Hamamla cami arasında ve caminin güney duvarının arkasında kalan alan, çok sayıda mezarla, doğu kısımda Başçı İbrâhim Bey’in kabrinin de yer aldığı bir hazîredir. Burada Başçı İbrâhim Bey’in kabir taşında vefat tarihi 885 (1481) olarak kayıtlıdır. Ancak Kâzım Baykal kitabına bunu 896 (1491) olarak geçirmiş (bk. s. 84, 184), ikinci baskıya eklediği notlarda (bk. değişiklikler listesi, s. 84) E. Hakkı Ayverdi’ye uyarak metindeki bilgiyi tashih etmiştir.
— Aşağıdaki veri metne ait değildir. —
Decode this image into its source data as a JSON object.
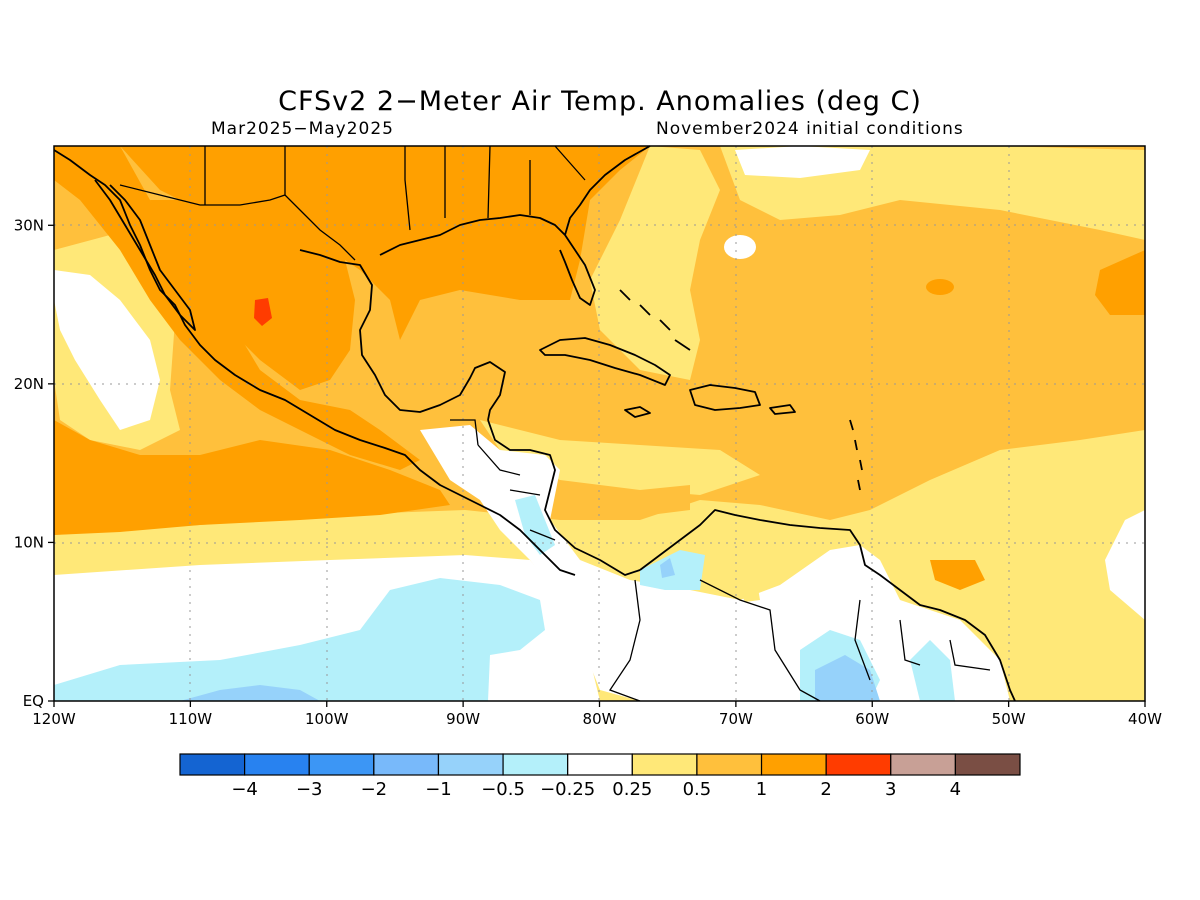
{
  "title": "CFSv2 2−Meter Air Temp. Anomalies (deg C)",
  "subtitle_left": "Mar2025−May2025",
  "subtitle_right": "November2024 initial conditions",
  "map": {
    "lon_range": [
      -120,
      -40
    ],
    "lat_range": [
      0,
      35
    ],
    "lon_ticks": [
      {
        "value": -120,
        "label": "120W"
      },
      {
        "value": -110,
        "label": "110W"
      },
      {
        "value": -100,
        "label": "100W"
      },
      {
        "value": -90,
        "label": "90W"
      },
      {
        "value": -80,
        "label": "80W"
      },
      {
        "value": -70,
        "label": "70W"
      },
      {
        "value": -60,
        "label": "60W"
      },
      {
        "value": -50,
        "label": "50W"
      },
      {
        "value": -40,
        "label": "40W"
      }
    ],
    "lat_ticks": [
      {
        "value": 0,
        "label": "EQ"
      },
      {
        "value": 10,
        "label": "10N"
      },
      {
        "value": 20,
        "label": "20N"
      },
      {
        "value": 30,
        "label": "30N"
      }
    ],
    "grid": true
  },
  "colorbar": {
    "colors": [
      "#1464d2",
      "#2882f0",
      "#3c96f5",
      "#78b9fa",
      "#96d2fa",
      "#b4f0fa",
      "#ffffff",
      "#ffe878",
      "#ffc03c",
      "#ffa000",
      "#ff3c00",
      "#c8a096",
      "#7a4e44"
    ],
    "labels": [
      "−4",
      "−3",
      "−2",
      "−1",
      "−0.5",
      "−0.25",
      "0.25",
      "0.5",
      "1",
      "2",
      "3",
      "4"
    ]
  },
  "colors": {
    "warm1": "#ffe878",
    "warm2": "#ffc03c",
    "warm3": "#ffa000",
    "hot": "#ff3c00",
    "cool1": "#b4f0fa",
    "cool2": "#96d2fa",
    "neutral": "#ffffff"
  }
}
Başçı İbrâhim Camii, benzerlerine Osmanlı mimarisinde sıkça rastlanan tek kubbeli yapı tipinin bir örneğidir. Daha sonra revaklı bir avlu eklenmesiyle büyütülen yapı, anlaşıldığına göre buna paralel olarak zaman içinde tekke ve medrese fonksiyonlarını da üstlenmiştir.

BİBLİYOGRAFYA:

A. Gabriel, Une capitale turque: Brousse, Paris 1958, s. 136-137; Ayverdi, Osmanlı Mi‘mârîsi III, s. 69-76; Kâzım Baykal, Bursa ve Anıtları, Bursa 1950 → 2. bs., İstanbul 1982, s. 83-84, 184; Türkiye’de Vakıf Abideler ve Eski Eserler, Ankara 1983, III, 29-32.